- By Dan Caterinicchia, Dan Caterinicchia
- Jul 07, 2003
Chatting It Up
Chat rooms were a primary communications circuit for Navy ships during Operation Iraqi Freedom. But the technology quickly became overused in some situations, including one chat room at the Combined Air Operations Center with 900 participants, said a Navy commander who recently returned from the Middle East.
Such a large number of people in a chat room is a "nightmare" because it takes valuable time to determine who shouldn't be there, said Navy Cmdr. Tim Sorber, knowledge officer for Commander, Cruiser-Destroyer Group 8.
Some users communicated privately with one another, or "whispered," during chats to avoid clogging the main conversation. Whisperers were brokering important deals that cut other decision-makers out of the loop, which caused the commander to quickly outlaw the practice, Sorber said.
"We need to close those seams...and that comes with understanding how the system works," he said during a June 23 panel at the American Society of Naval Engineers' Human Systems Integration Symposium in Vienna, Va.
NMCI? No Thanks
With last month's news that Joint Forces Command will switch over to the Navy Marine Corps Intranet by fiscal 2005, the Interceptor wondered whether any of the other services would follow suit.
The Air Force has already consolidated more than 70 percent of its desktop, network and computer operations, "and we will achieve over 90 percent consolidation by the end of the calendar year," Air Force chief information officer John Gilligan wrote in a June 29 e-mail message.
"At this point, we do not see advantages to adopting NMCI to achieve consolidation and improved efficiency of operations," he added.
But that doesn't mean the Air Force is against outsourcing. "We do envision that, in the future, we will outsource portions of our consolidation operations," Gilligan said. "We are beginning to analyze options. I expect that we will begin a dialogue with industry late" in fiscal 2004.
An Unhappy Customer
The Air Force is "drowning in information and starving for knowledge," according to Lt. Gen. Ronald Keys, deputy chief of staff for air and space operations.
"The fog of war is that there are too many answers to the same question," and decision-makers may not know the real answer vs. one that came up in a chat room, Keys said.
"I need plug-and-play and it's got to be better than Microsoft [Corp. products]. It's got to work," he said, which elicited cheers mixed with a few boos during a June 27 luncheon speech in McLean, Va., sponsored by the Northern Virginia chapter of AFCEA International.

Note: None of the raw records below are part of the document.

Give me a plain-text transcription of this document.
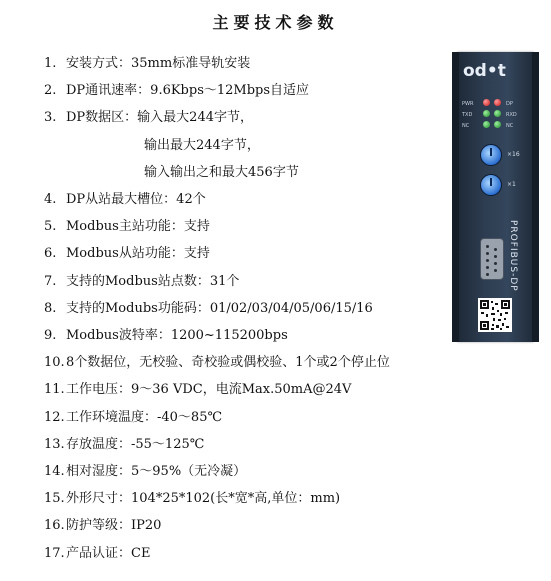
主要技术参数
1. 安装方式：35mm标准导轨安装
2. DP通讯速率：9.6Kbps～12Mbps自适应
3. DP数据区：输入最大244字节，
输出最大244字节，
输入输出之和最大456字节
4. DP从站最大槽位：42个
5. Modbus主站功能：支持
6. Modbus从站功能：支持
7. 支持的Modbus站点数：31个
8. 支持的Modubs功能码：01/02/03/04/05/06/15/16
9. Modbus波特率：1200~115200bps
10.8个数据位，无校验、奇校验或偶校验、1个或2个停止位
11.工作电压：9～36 VDC，电流Max.50mA@24V
12.工作环境温度：-40～85℃
13.存放温度：-55～125℃
14.相对湿度：5～95%（无冷凝）
15.外形尺寸：104*25*102(长*宽*高,单位：mm)
16.防护等级：IP20
17.产品认证：CE
od•t
PWR	DP
TXD	RXD
NC	NC
×16
×1
PROFIBUS-DP
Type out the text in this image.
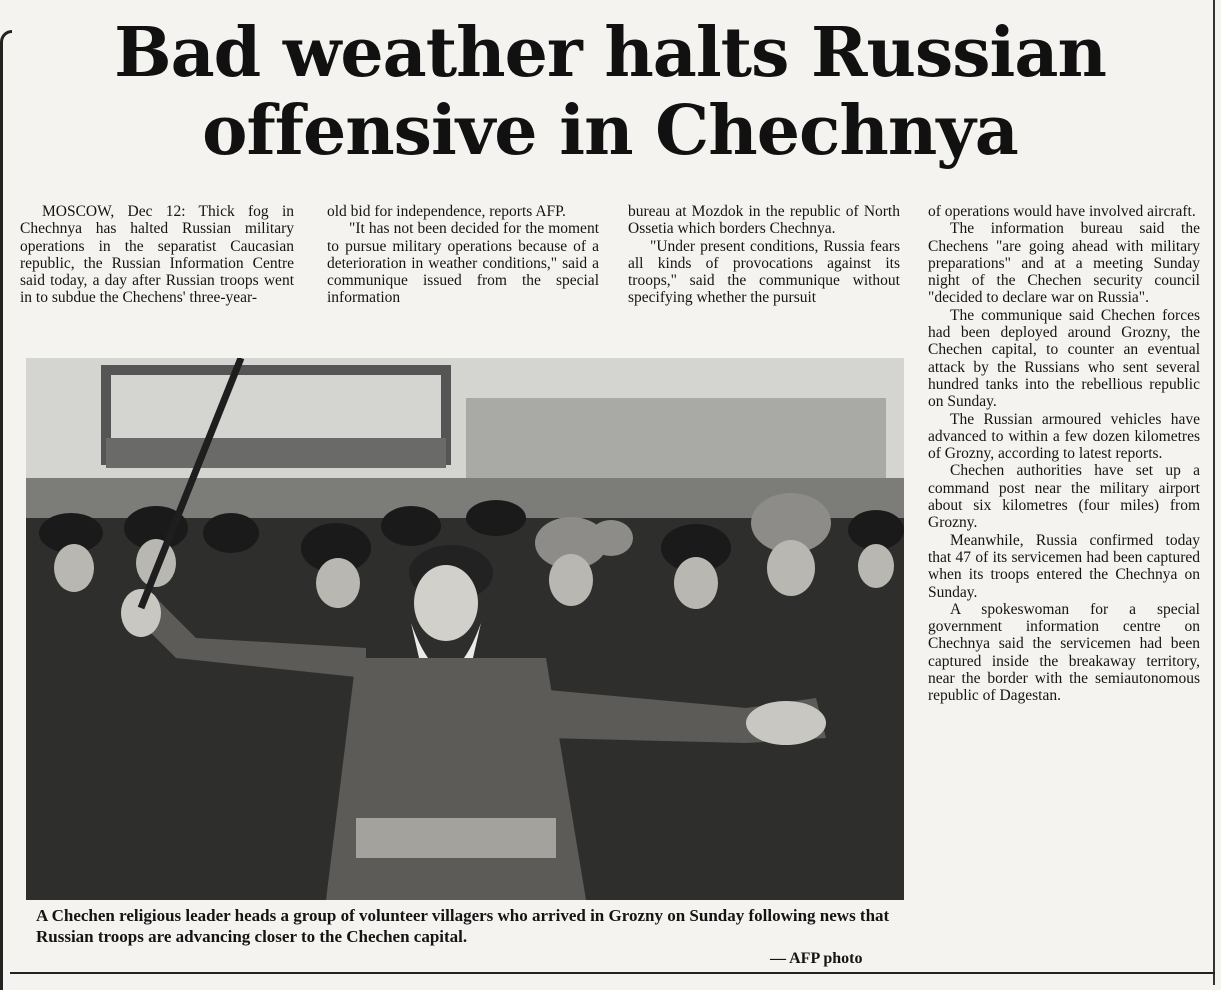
Bad weather halts Russian offensive in Chechnya

MOSCOW, Dec 12: Thick fog in Chechnya has halted Russian military operations in the separatist Caucasian republic, the Russian Information Centre said today, a day after Russian troops went in to subdue the Chechens' three-year-

old bid for independence, reports AFP.

"It has not been decided for the moment to pursue military operations because of a deterioration in weather conditions," said a communique issued from the special information

bureau at Mozdok in the republic of North Ossetia which borders Chechnya.

"Under present conditions, Russia fears all kinds of provocations against its troops," said the communique without specifying whether the pursuit

of operations would have involved aircraft.

The information bureau said the Chechens "are going ahead with military preparations" and at a meeting Sunday night of the Chechen security council "decided to declare war on Russia".

The communique said Chechen forces had been deployed around Grozny, the Chechen capital, to counter an eventual attack by the Russians who sent several hundred tanks into the rebellious republic on Sunday.

The Russian armoured vehicles have advanced to within a few dozen kilometres of Grozny, according to latest reports.

Chechen authorities have set up a command post near the military airport about six kilometres (four miles) from Grozny.

Meanwhile, Russia confirmed today that 47 of its servicemen had been captured when its troops entered the Chechnya on Sunday.

A spokeswoman for a special government information centre on Chechnya said the servicemen had been captured inside the breakaway territory, near the border with the semiautonomous republic of Dagestan.

A Chechen religious leader heads a group of volunteer villagers who arrived in Grozny on Sunday following news that Russian troops are advancing closer to the Chechen capital.

— AFP photo
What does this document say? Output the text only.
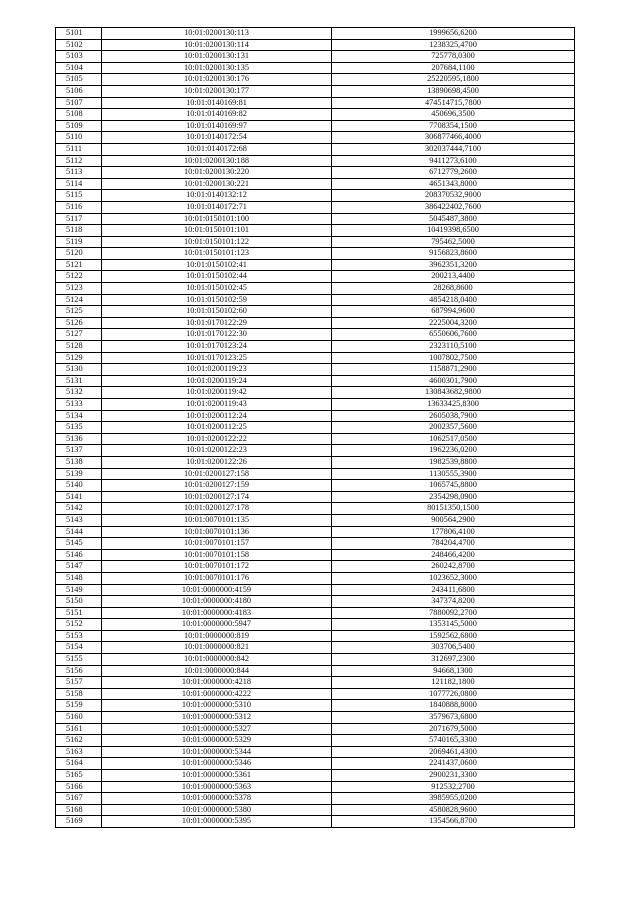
5101	10:01:0200130:113	1999656,6200
5102	10:01:0200130:114	1238325,4700
5103	10:01:0200130:131	725778,0300
5104	10:01:0200130:135	207684,1100
5105	10:01:0200130:176	25220595,1800
5106	10:01:0200130:177	13890698,4500
5107	10:01:0140169:81	474514715,7800
5108	10:01:0140169:82	450696,3500
5109	10:01:0140169:97	7708354,1500
5110	10:01:0140172:54	306877466,4000
5111	10:01:0140172:68	302037444,7100
5112	10:01:0200130:188	9411273,6100
5113	10:01:0200130:220	6712779,2600
5114	10:01:0200130:221	4651343,8000
5115	10:01:0140132:12	208370532,9000
5116	10:01:0140172:71	386422402,7600
5117	10:01:0150101:100	5045487,3800
5118	10:01:0150101:101	10419398,6500
5119	10:01:0150101:122	795462,5000
5120	10:01:0150101:123	9156823,8600
5121	10:01:0150102:41	3962351,3200
5122	10:01:0150102:44	200213,4400
5123	10:01:0150102:45	28268,8600
5124	10:01:0150102:59	4854218,0400
5125	10:01:0150102:60	687994,9600
5126	10:01:0170122:29	2225004,3200
5127	10:01:0170122:30	6550606,7600
5128	10:01:0170123:24	2323110,5100
5129	10:01:0170123:25	1007802,7500
5130	10:01:0200119:23	1158871,2900
5131	10:01:0200119:24	4600301,7900
5132	10:01:0200119:42	130843682,9800
5133	10:01:0200119:43	13633425,8300
5134	10:01:0200112:24	2605038,7900
5135	10:01:0200112:25	2002357,5600
5136	10:01:0200122:22	1062517,0500
5137	10:01:0200122:23	1962236,0200
5138	10:01:0200122:26	1982539,8800
5139	10:01:0200127:158	1130555,3900
5140	10:01:0200127:159	1065745,8800
5141	10:01:0200127:174	2354298,0900
5142	10:01:0200127:178	80151350,1500
5143	10:01:0070101:135	900564,2900
5144	10:01:0070101:136	177806,4100
5145	10:01:0070101:157	784204,4700
5146	10:01:0070101:158	248466,4200
5147	10:01:0070101:172	260242,8700
5148	10:01:0070101:176	1023652,3000
5149	10:01:0000000:4159	243411,6800
5150	10:01:0000000:4180	347374,8200
5151	10:01:0000000:4183	7880092,2700
5152	10:01:0000000:5947	1353145,5000
5153	10:01:0000000:819	1592562,6800
5154	10:01:0000000:821	303706,5400
5155	10:01:0000000:842	312697,2300
5156	10:01:0000000:844	94668,1300
5157	10:01:0000000:4218	121182,1800
5158	10:01:0000000:4222	1077726,0800
5159	10:01:0000000:5310	1840888,8000
5160	10:01:0000000:5312	3579673,6800
5161	10:01:0000000:5327	2071679,5000
5162	10:01:0000000:5329	5740165,3300
5163	10:01:0000000:5344	2069461,4300
5164	10:01:0000000:5346	2241437,0600
5165	10:01:0000000:5361	2900231,3300
5166	10:01:0000000:5363	912532,2700
5167	10:01:0000000:5378	3985955,0200
5168	10:01:0000000:5380	4580828,9600
5169	10:01:0000000:5395	1354566,8700
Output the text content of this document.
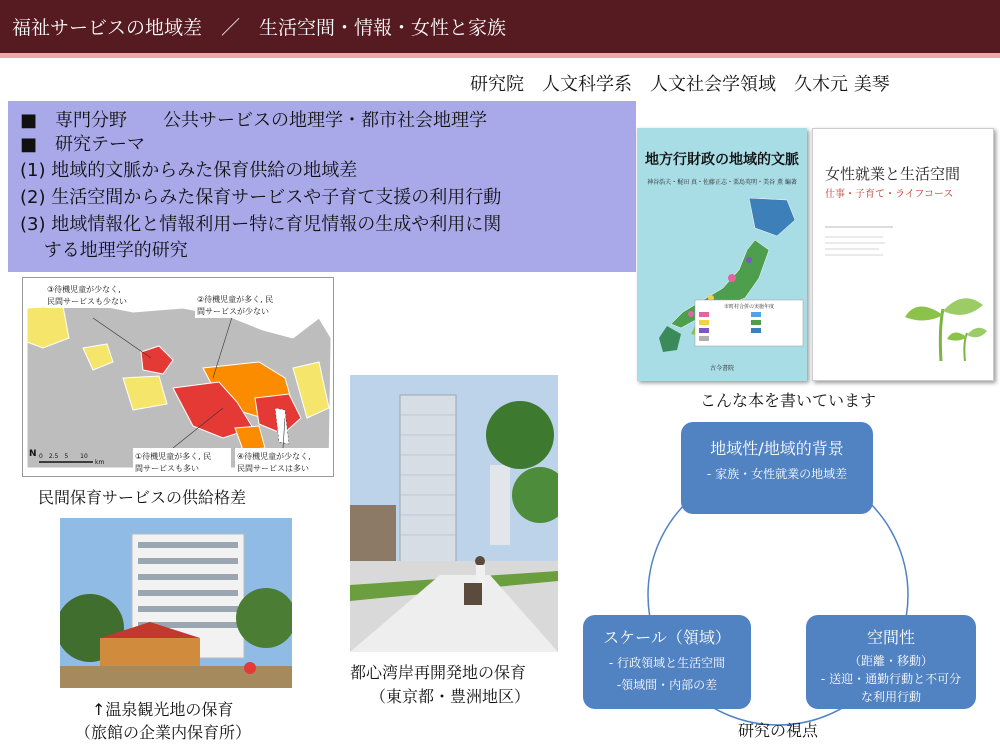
福祉サービスの地域差　／　生活空間・情報・女性と家族
研究院　人文科学系　人文社会学領域　久木元 美琴
■　専門分野　　公共サービスの地理学・都市社会地理学
■　研究テーマ
(1) 地域的文脈からみた保育供給の地域差
(2) 生活空間からみた保育サービスや子育て支援の利用行動
(3) 地域情報化と情報利用ー特に育児情報の生成や利用に関
　 する地理学的研究
地方行財政の地域的文脈
神谷浩夫・梶田 真・佐藤正志・栗島英明・美谷 薫 編著
市町村合併の実施年度
古今書院
女性就業と生活空間
仕事・子育て・ライフコース
こんな本を書いています
③待機児童が少なく,
民間サービスも少ない	②待機児童が多く, 民
間サービスが少ない
①待機児童が多く, 民
間サービスも多い
④待機児童が少なく,
民間サービスは多い
N 0　2.5　5　　10
km
民間保育サービスの供給格差
都心湾岸再開発地の保育
（東京都・豊洲地区）
↑温泉観光地の保育
（旅館の企業内保育所）
地域性/地域的背景
- 家族・女性就業の地域差
スケール（領域）
- 行政領域と生活空間
-領域間・内部の差
空間性
（距離・移動）
- 送迎・通勤行動と不可分
な利用行動
研究の視点
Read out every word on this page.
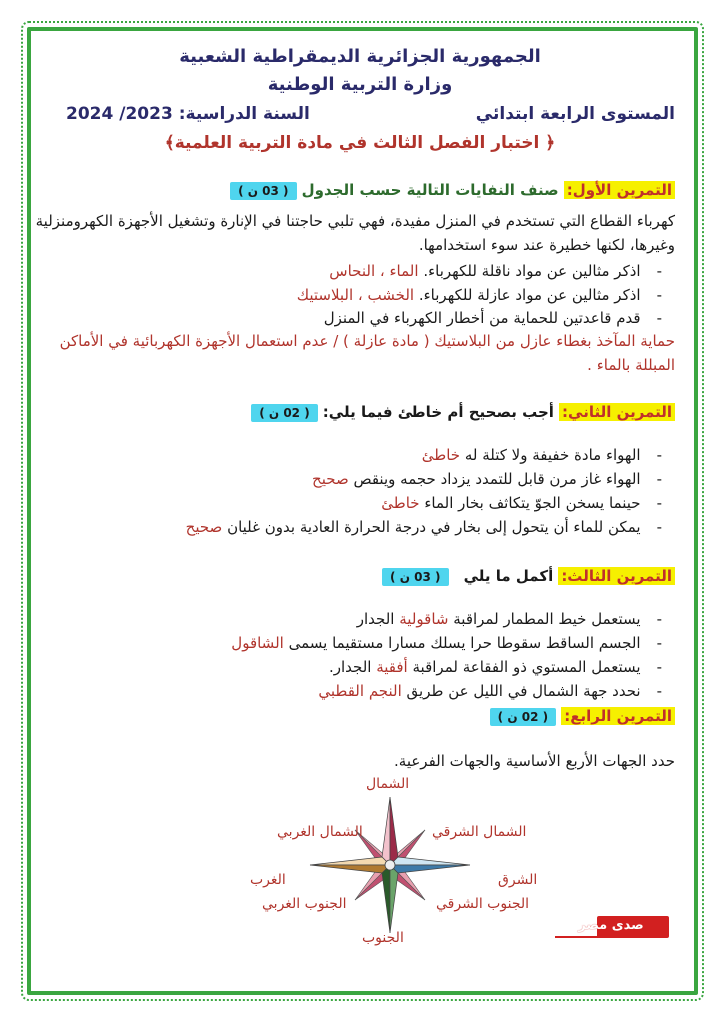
الجمهورية الجزائرية الديمقراطية الشعبية
وزارة التربية الوطنية
المستوى الرابعة ابتدائي
السنة الدراسية: 2023/ 2024
﴿ اختبار الفصل الثالث في مادة التربية العلمية﴾
التمرين الأول: صنف النفايات التالية حسب الجدول ( 03 ن )
كهرباء القطاع التي تستخدم في المنزل مفيدة، فهي تلبي حاجتنا في الإنارة وتشغيل الأجهزة الكهرومنزلية
وغيرها، لكنها خطيرة عند سوء استخدامها.
-اذكر مثالين عن مواد ناقلة للكهرباء. الماء ، النحاس
-اذكر مثالين عن مواد عازلة للكهرباء. الخشب ، البلاستيك
-قدم قاعدتين للحماية من أخطار الكهرباء في المنزل
حماية المآخذ بغطاء عازل من البلاستيك ( مادة عازلة ) / عدم استعمال الأجهزة الكهربائية في الأماكن
المبللة بالماء .
التمرين الثاني: أجب بصحيح أم خاطئ فيما يلي: ( 02 ن )
-الهواء مادة خفيفة ولا كتلة له خاطئ
-الهواء غاز مرن قابل للتمدد يزداد حجمه وينقص صحيح
-حينما يسخن الجوّ يتكاثف بخار الماء خاطئ
-يمكن للماء أن يتحول إلى بخار في درجة الحرارة العادية بدون غليان صحيح
التمرين الثالث: أكمل ما يلي ( 03 ن )
-يستعمل خيط المطمار لمراقبة شاقولية الجدار
-الجسم الساقط سقوطا حرا يسلك مسارا مستقيما يسمى الشاقول
-يستعمل المستوي ذو الفقاعة لمراقبة أفقية الجدار.
-نحدد جهة الشمال في الليل عن طريق النجم القطبي
التمرين الرابع: ( 02 ن )
حدد الجهات الأربع الأساسية والجهات الفرعية.
الشمال
الشمال الشرقي
الشمال الغربي
الشرق
الغرب
الجنوب الشرقي
الجنوب الغربي
الجنوب
صدى مصر
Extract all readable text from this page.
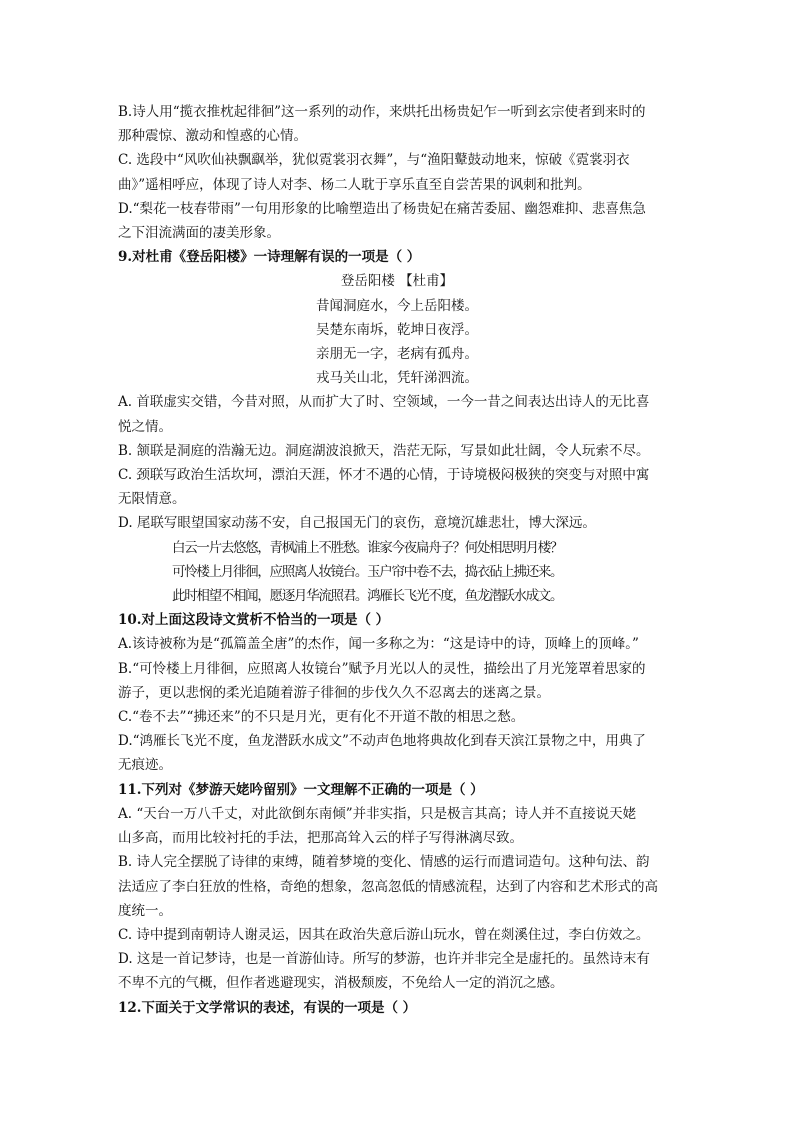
B.诗人用“揽衣推枕起徘徊”这一系列的动作，来烘托出杨贵妃乍一听到玄宗使者到来时的
那种震惊、激动和惶惑的心情。
C. 选段中“风吹仙袂飘飖举，犹似霓裳羽衣舞”，与“渔阳鼙鼓动地来，惊破《霓裳羽衣
曲》”遥相呼应，体现了诗人对李、杨二人耽于享乐直至自尝苦果的讽刺和批判。
D.“梨花一枝春带雨”一句用形象的比喻塑造出了杨贵妃在痛苦委屈、幽怨难抑、悲喜焦急
之下泪流满面的凄美形象。
9.对杜甫《登岳阳楼》一诗理解有误的一项是（ ）
登岳阳楼 【杜甫】
昔闻洞庭水，今上岳阳楼。
吴楚东南坼，乾坤日夜浮。
亲朋无一字，老病有孤舟。
戎马关山北，凭轩涕泗流。
A. 首联虚实交错，今昔对照，从而扩大了时、空领域，一今一昔之间表达出诗人的无比喜
悦之情。
B. 颔联是洞庭的浩瀚无边。洞庭湖波浪掀天，浩茫无际，写景如此壮阔，令人玩索不尽。
C. 颈联写政治生活坎坷，漂泊天涯，怀才不遇的心情，于诗境极闷极狭的突变与对照中寓
无限情意。
D. 尾联写眼望国家动荡不安，自己报国无门的哀伤，意境沉雄悲壮，博大深远。
白云一片去悠悠，青枫浦上不胜愁。谁家今夜扁舟子？何处相思明月楼？
可怜楼上月徘徊，应照离人妆镜台。玉户帘中卷不去，捣衣砧上拂还来。
此时相望不相闻，愿逐月华流照君。鸿雁长飞光不度，鱼龙潜跃水成文。
10.对上面这段诗文赏析不恰当的一项是（ ）
A.该诗被称为是“孤篇盖全唐”的杰作，闻一多称之为：“这是诗中的诗，顶峰上的顶峰。”
B.“可怜楼上月徘徊，应照离人妆镜台”赋予月光以人的灵性，描绘出了月光笼罩着思家的
游子，更以悲悯的柔光追随着游子徘徊的步伐久久不忍离去的迷离之景。
C.“卷不去”“拂还来”的不只是月光，更有化不开道不散的相思之愁。
D.“鸿雁长飞光不度，鱼龙潜跃水成文”不动声色地将典故化到春天滨江景物之中，用典了
无痕迹。
11.下列对《梦游天姥吟留别》一文理解不正确的一项是（ ）
A. “天台一万八千丈，对此欲倒东南倾”并非实指，只是极言其高；诗人并不直接说天姥
山多高，而用比较衬托的手法，把那高耸入云的样子写得淋漓尽致。
B. 诗人完全摆脱了诗律的束缚，随着梦境的变化、情感的运行而遣词造句。这种句法、韵
法适应了李白狂放的性格，奇绝的想象，忽高忽低的情感流程，达到了内容和艺术形式的高
度统一。
C. 诗中提到南朝诗人谢灵运，因其在政治失意后游山玩水，曾在剡溪住过，李白仿效之。
D. 这是一首记梦诗，也是一首游仙诗。所写的梦游，也许并非完全是虚托的。虽然诗末有
不卑不亢的气概，但作者逃避现实，消极颓废，不免给人一定的消沉之感。
12.下面关于文学常识的表述，有误的一项是（ ）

When Gilligan recently asked Keys what he thought of the service's portal, he responded that "it sucks."
"That's a technical pilot term," Keys joked, adding that he would like the Air Force's Web portal to have "dot-com speed, flexibility and familiarity with secure global access," and he provided a list of requests that included:
* An integrated system as good as Yahoo Inc.'s system.
* Personalization features as good as Amazon.com's.
* An Air Force-wide search engine as good as Google's.
* File-sharing as good as Roxio Inc.'s Napster or Sharman Networks' Kazaa.
* Instant messaging as good as America Online Inc.'s.
"And I want it all to plug into our legacy systems," he said. "I'm a man of few wants."
On a personal note...Matthew Brady, a government information technology contractor, died June 24. In the past four years, he had worked at the departments of Defense and State on projects that included Linux network administration and firewall management.
Government IT work helped satisfy his technical mind, but Brady was even more passionate about music, meeting new people and exploring every experience that 26 years of life had to offer.
Brady was also my roommate and friend. He leaves behind a loving family and countless other friends who, like myself, mourn his absence. His mother, Betty Brady, told me to "smile when you think of him."
We hope this note puts a smile on his face and on those of all who knew him.